Jeanne BASTIDE


Écriture ininterrompue  - fragments


qu’est-ce que tu veux dire ? ne cherche pas, il y a dans la vie des moments où la réflexion n’est pas utile il faut aller  il faut on doit  y a qu’à toutes ces injonctions qui au fond ne font rien avancer

comme on ne trouve jamais un soleil mort sauf la lumière de celui qui est parti chercher plus loin une clarté qu’on ne lui donnait plus  ça se soigne l’absence  ça se soigne avec des mots des incantations le rire et aussi la voix des petits enfants


la lumière a baissé ta mère a baissé les yeux la tête aussi  elle a baissé le ton et même le niveau de ses souvenirs  a baissé  on dit elle a baissé  y-a-il un niveau réglementaire de vie ? peut-on être plus ou moins mort ce sont les escaliers qui nous le diront le degré de l’échelle absente ou l’apparence qu’on n’a jamais pu traverser   on se cogne dans la vie on se cogne jusqu’à ce que l’on comprenne comment faire le détour


le thermomètre de la vie a gelé

il faut rire de ce qu’on ne peut pas  et pleurer des larmes de fleur





Photos Arnaudin


On écrit la photo d’un autre



L’homme est là – assis au bord de l’horizon limité par les arbres embroussaillés.
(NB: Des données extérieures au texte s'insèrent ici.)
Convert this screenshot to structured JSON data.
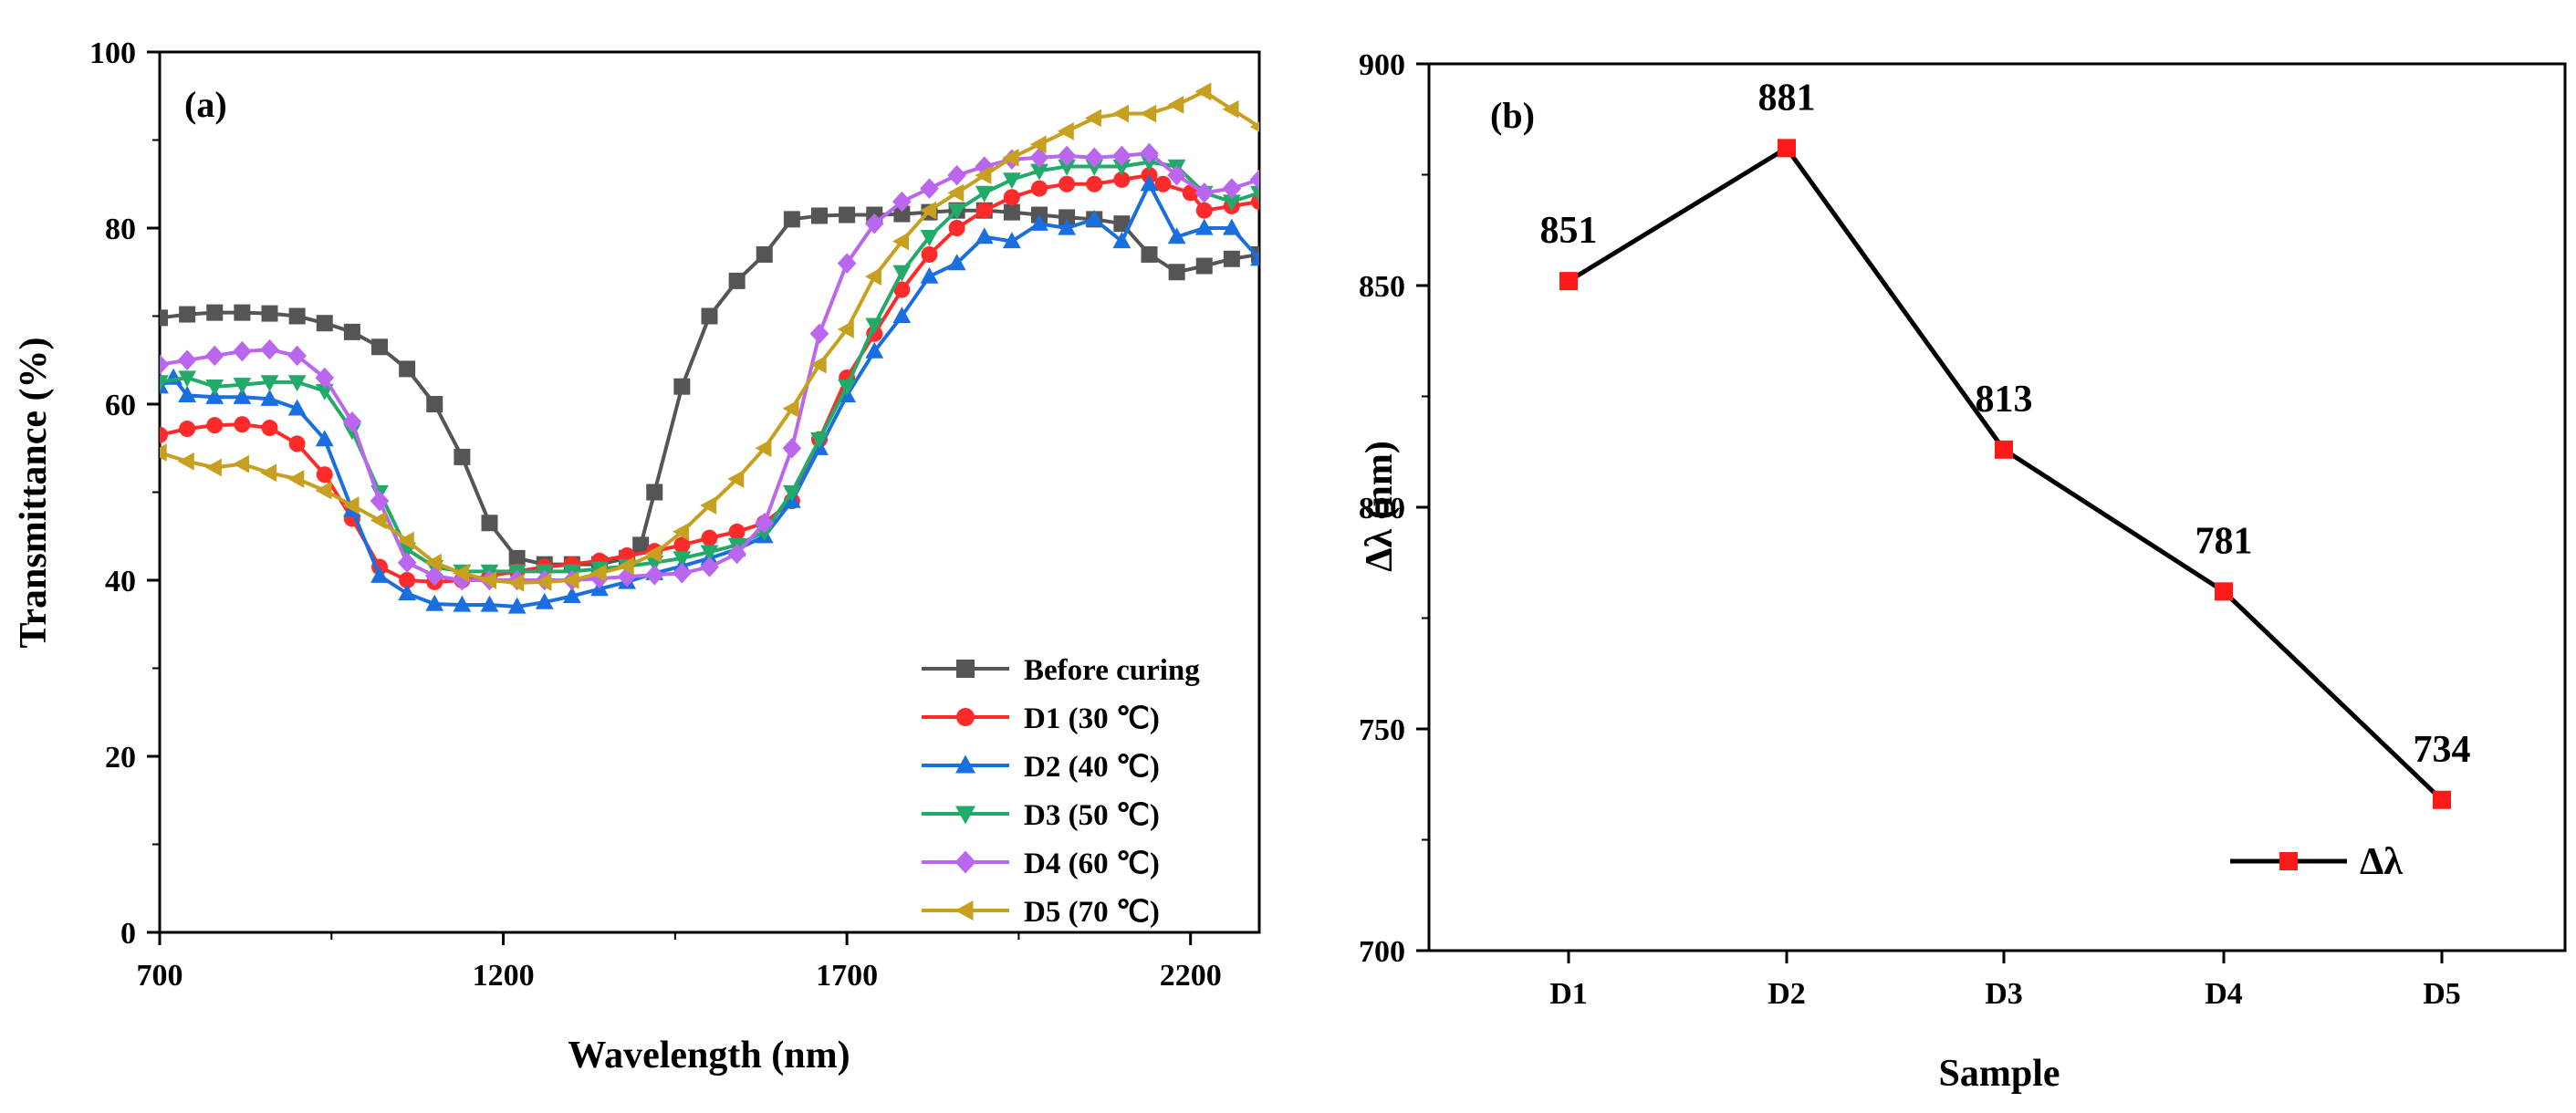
{
  "chart_data": [
    {
      "type": "line",
      "panel": "(a)",
      "xlabel": "Wavelength (nm)",
      "ylabel": "Transmittance (%)",
      "xlim": [
        700,
        2300
      ],
      "ylim": [
        0,
        100
      ],
      "x_ticks": [
        "700",
        "1200",
        "1700",
        "2200"
      ],
      "y_ticks": [
        "0",
        "20",
        "40",
        "60",
        "80",
        "100"
      ],
      "grid": false,
      "legend_position": "bottom-right",
      "series": [
        {
          "name": "Before curing",
          "color": "#555555",
          "marker": "square",
          "points": [
            [
              700,
              69.8
            ],
            [
              740,
              70.2
            ],
            [
              780,
              70.4
            ],
            [
              820,
              70.4
            ],
            [
              860,
              70.3
            ],
            [
              900,
              70.0
            ],
            [
              940,
              69.2
            ],
            [
              980,
              68.2
            ],
            [
              1020,
              66.5
            ],
            [
              1060,
              64.0
            ],
            [
              1100,
              60.0
            ],
            [
              1140,
              54.0
            ],
            [
              1180,
              46.5
            ],
            [
              1220,
              42.5
            ],
            [
              1260,
              41.8
            ],
            [
              1300,
              41.8
            ],
            [
              1340,
              41.8
            ],
            [
              1380,
              42.5
            ],
            [
              1400,
              44.0
            ],
            [
              1420,
              50.0
            ],
            [
              1460,
              62.0
            ],
            [
              1500,
              70.0
            ],
            [
              1540,
              74.0
            ],
            [
              1580,
              77.0
            ],
            [
              1620,
              81.0
            ],
            [
              1660,
              81.4
            ],
            [
              1700,
              81.5
            ],
            [
              1740,
              81.5
            ],
            [
              1780,
              81.6
            ],
            [
              1820,
              81.8
            ],
            [
              1860,
              82.0
            ],
            [
              1900,
              82.0
            ],
            [
              1940,
              81.8
            ],
            [
              1980,
              81.5
            ],
            [
              2020,
              81.2
            ],
            [
              2060,
              81.0
            ],
            [
              2100,
              80.5
            ],
            [
              2140,
              77.0
            ],
            [
              2180,
              75.0
            ],
            [
              2220,
              75.7
            ],
            [
              2260,
              76.5
            ],
            [
              2300,
              77.0
            ]
          ]
        },
        {
          "name": "D1 (30 ℃)",
          "color": "#ff2a2a",
          "marker": "circle",
          "points": [
            [
              700,
              56.5
            ],
            [
              740,
              57.2
            ],
            [
              780,
              57.6
            ],
            [
              820,
              57.7
            ],
            [
              860,
              57.3
            ],
            [
              900,
              55.5
            ],
            [
              940,
              52.0
            ],
            [
              980,
              47.0
            ],
            [
              1020,
              41.5
            ],
            [
              1060,
              40.0
            ],
            [
              1100,
              39.8
            ],
            [
              1140,
              40.0
            ],
            [
              1180,
              40.5
            ],
            [
              1220,
              41.0
            ],
            [
              1260,
              41.5
            ],
            [
              1300,
              41.8
            ],
            [
              1340,
              42.2
            ],
            [
              1380,
              42.8
            ],
            [
              1420,
              43.3
            ],
            [
              1460,
              44.0
            ],
            [
              1500,
              44.8
            ],
            [
              1540,
              45.5
            ],
            [
              1580,
              46.5
            ],
            [
              1620,
              49.0
            ],
            [
              1660,
              56.0
            ],
            [
              1700,
              63.0
            ],
            [
              1740,
              68.0
            ],
            [
              1780,
              73.0
            ],
            [
              1820,
              77.0
            ],
            [
              1860,
              80.0
            ],
            [
              1900,
              82.0
            ],
            [
              1940,
              83.5
            ],
            [
              1980,
              84.5
            ],
            [
              2020,
              85.0
            ],
            [
              2060,
              85.0
            ],
            [
              2100,
              85.5
            ],
            [
              2140,
              86.0
            ],
            [
              2160,
              85.0
            ],
            [
              2200,
              84.0
            ],
            [
              2220,
              82.0
            ],
            [
              2260,
              82.5
            ],
            [
              2300,
              83.0
            ]
          ]
        },
        {
          "name": "D2 (40 ℃)",
          "color": "#1a6fe0",
          "marker": "triangle-up",
          "points": [
            [
              700,
              62.0
            ],
            [
              720,
              63.0
            ],
            [
              740,
              61.0
            ],
            [
              780,
              60.8
            ],
            [
              820,
              60.8
            ],
            [
              860,
              60.6
            ],
            [
              900,
              59.5
            ],
            [
              940,
              56.0
            ],
            [
              980,
              48.0
            ],
            [
              1020,
              40.5
            ],
            [
              1060,
              38.5
            ],
            [
              1100,
              37.3
            ],
            [
              1140,
              37.2
            ],
            [
              1180,
              37.2
            ],
            [
              1220,
              37.0
            ],
            [
              1260,
              37.5
            ],
            [
              1300,
              38.2
            ],
            [
              1340,
              39.0
            ],
            [
              1380,
              39.8
            ],
            [
              1420,
              40.8
            ],
            [
              1460,
              41.6
            ],
            [
              1500,
              42.5
            ],
            [
              1540,
              43.5
            ],
            [
              1580,
              45.0
            ],
            [
              1620,
              49.0
            ],
            [
              1660,
              55.0
            ],
            [
              1700,
              61.0
            ],
            [
              1740,
              66.0
            ],
            [
              1780,
              70.0
            ],
            [
              1820,
              74.5
            ],
            [
              1860,
              76.0
            ],
            [
              1900,
              79.0
            ],
            [
              1940,
              78.5
            ],
            [
              1980,
              80.5
            ],
            [
              2020,
              80.0
            ],
            [
              2060,
              81.0
            ],
            [
              2100,
              78.5
            ],
            [
              2140,
              85.0
            ],
            [
              2180,
              79.0
            ],
            [
              2220,
              80.0
            ],
            [
              2260,
              80.0
            ],
            [
              2300,
              76.5
            ]
          ]
        },
        {
          "name": "D3 (50 ℃)",
          "color": "#22aa6a",
          "marker": "triangle-down",
          "points": [
            [
              700,
              62.5
            ],
            [
              740,
              63.0
            ],
            [
              780,
              62.0
            ],
            [
              820,
              62.2
            ],
            [
              860,
              62.5
            ],
            [
              900,
              62.5
            ],
            [
              940,
              61.5
            ],
            [
              980,
              57.0
            ],
            [
              1020,
              50.0
            ],
            [
              1060,
              43.5
            ],
            [
              1100,
              41.5
            ],
            [
              1140,
              41.0
            ],
            [
              1180,
              41.0
            ],
            [
              1220,
              41.0
            ],
            [
              1260,
              41.0
            ],
            [
              1300,
              41.0
            ],
            [
              1340,
              41.3
            ],
            [
              1380,
              41.6
            ],
            [
              1420,
              42.0
            ],
            [
              1460,
              42.5
            ],
            [
              1500,
              43.2
            ],
            [
              1540,
              44.0
            ],
            [
              1580,
              45.5
            ],
            [
              1620,
              50.0
            ],
            [
              1660,
              56.0
            ],
            [
              1700,
              62.0
            ],
            [
              1740,
              69.0
            ],
            [
              1780,
              75.0
            ],
            [
              1820,
              79.0
            ],
            [
              1860,
              82.0
            ],
            [
              1900,
              84.0
            ],
            [
              1940,
              85.5
            ],
            [
              1980,
              86.5
            ],
            [
              2020,
              87.0
            ],
            [
              2060,
              87.0
            ],
            [
              2100,
              87.0
            ],
            [
              2140,
              87.5
            ],
            [
              2180,
              87.0
            ],
            [
              2220,
              84.0
            ],
            [
              2260,
              83.0
            ],
            [
              2300,
              84.0
            ]
          ]
        },
        {
          "name": "D4 (60 ℃)",
          "color": "#bb66ee",
          "marker": "diamond",
          "points": [
            [
              700,
              64.5
            ],
            [
              740,
              65.0
            ],
            [
              780,
              65.5
            ],
            [
              820,
              66.0
            ],
            [
              860,
              66.2
            ],
            [
              900,
              65.5
            ],
            [
              940,
              63.0
            ],
            [
              980,
              58.0
            ],
            [
              1020,
              49.0
            ],
            [
              1060,
              42.0
            ],
            [
              1100,
              40.5
            ],
            [
              1140,
              40.0
            ],
            [
              1180,
              40.0
            ],
            [
              1220,
              40.0
            ],
            [
              1260,
              40.0
            ],
            [
              1300,
              40.0
            ],
            [
              1340,
              40.2
            ],
            [
              1380,
              40.4
            ],
            [
              1420,
              40.6
            ],
            [
              1460,
              40.8
            ],
            [
              1500,
              41.5
            ],
            [
              1540,
              43.0
            ],
            [
              1580,
              46.5
            ],
            [
              1620,
              55.0
            ],
            [
              1660,
              68.0
            ],
            [
              1700,
              76.0
            ],
            [
              1740,
              80.5
            ],
            [
              1780,
              83.0
            ],
            [
              1820,
              84.5
            ],
            [
              1860,
              86.0
            ],
            [
              1900,
              87.0
            ],
            [
              1940,
              87.8
            ],
            [
              1980,
              88.0
            ],
            [
              2020,
              88.2
            ],
            [
              2060,
              88.0
            ],
            [
              2100,
              88.2
            ],
            [
              2140,
              88.5
            ],
            [
              2180,
              86.0
            ],
            [
              2220,
              84.0
            ],
            [
              2260,
              84.5
            ],
            [
              2300,
              85.5
            ]
          ]
        },
        {
          "name": "D5 (70 ℃)",
          "color": "#c8a020",
          "marker": "triangle-left",
          "points": [
            [
              700,
              54.5
            ],
            [
              740,
              53.5
            ],
            [
              780,
              52.8
            ],
            [
              820,
              53.2
            ],
            [
              860,
              52.2
            ],
            [
              900,
              51.5
            ],
            [
              940,
              50.2
            ],
            [
              980,
              48.5
            ],
            [
              1020,
              46.8
            ],
            [
              1060,
              44.5
            ],
            [
              1100,
              42.0
            ],
            [
              1140,
              40.8
            ],
            [
              1180,
              40.0
            ],
            [
              1220,
              39.7
            ],
            [
              1260,
              39.8
            ],
            [
              1300,
              40.0
            ],
            [
              1340,
              40.8
            ],
            [
              1380,
              41.6
            ],
            [
              1420,
              43.0
            ],
            [
              1460,
              45.5
            ],
            [
              1500,
              48.5
            ],
            [
              1540,
              51.5
            ],
            [
              1580,
              55.0
            ],
            [
              1620,
              59.5
            ],
            [
              1660,
              64.5
            ],
            [
              1700,
              68.5
            ],
            [
              1740,
              74.5
            ],
            [
              1780,
              78.5
            ],
            [
              1820,
              82.0
            ],
            [
              1860,
              84.0
            ],
            [
              1900,
              86.0
            ],
            [
              1940,
              88.0
            ],
            [
              1980,
              89.5
            ],
            [
              2020,
              91.0
            ],
            [
              2060,
              92.5
            ],
            [
              2100,
              93.0
            ],
            [
              2140,
              93.0
            ],
            [
              2180,
              94.0
            ],
            [
              2220,
              95.5
            ],
            [
              2260,
              93.5
            ],
            [
              2300,
              91.5
            ]
          ]
        }
      ]
    },
    {
      "type": "line",
      "panel": "(b)",
      "xlabel": "Sample",
      "ylabel": "Δλ (nm)",
      "categories": [
        "D1",
        "D2",
        "D3",
        "D4",
        "D5"
      ],
      "ylim": [
        700,
        900
      ],
      "y_ticks": [
        "700",
        "750",
        "800",
        "850",
        "900"
      ],
      "grid": false,
      "legend_position": "bottom-right",
      "series": [
        {
          "name": "Δλ",
          "line_color": "#000000",
          "marker_color": "#ff1a1a",
          "marker": "square",
          "values": [
            851,
            881,
            813,
            781,
            734
          ],
          "labels": [
            "851",
            "881",
            "813",
            "781",
            "734"
          ]
        }
      ]
    }
  ]
}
Des arbres partout, chênes tourmentés recouverts de lichen, saules tortueux, platanes.

Tout le ciel de l’homme – il s’appelle Félix – est occupé par des branchages qui s’enchevêtrent. Félix a la tête habitée par les ramifications ligneuses qui se promènent, se rencontrent, se bousculent.

Le pâtre Félix est donc là, près de l’eau stagnante où quelques vaches efflanquées essaient de trouver leur subsistance.

Ici, la lumière a ses propres chemins.

La clarté du soir souligne les racines de la berge, l’herbe maigre et la terre ravinée. Du ciel, entièrement occupé par le feuillage, coule une clarté parcimonieuse qui dessine des flaques sur la lagune.

Félix est là, le regard au loin, vers un horizon que la lumière rasante ne peut lui ouvrir.

Il va bientôt aller vers le chemin de la berge qui s’affaisse, enjamber la vase et rentrer les bêtes par le sentier sableux et mal entretenu.



Personnage à partir d’un gribouillis sans lever le crayon




Il m’a regardé.

Oui, tu m’as regardé. Je t’ai vu.

Je n’aime pas qu’on me regarde. C’est comme si on m’envoyait trop de lumière. Et ça me fait trébucher.

C’est pareil pour le rire… quand il est trop fort, je vacille.

Tu cherches quoi ?

Nous n’avons pourtant pas épuisé les paroles.

Parle-moi… et regarde ailleurs.

Raconte-moi les collines qui descendent lentement l’estuaire et l’eau écorchée par les bateaux.


Parle-moi du figuier, de l’herbe, pour que ma peau ne me tienne pas trop chaud.

Parle-moi pour que je ne bascule pas.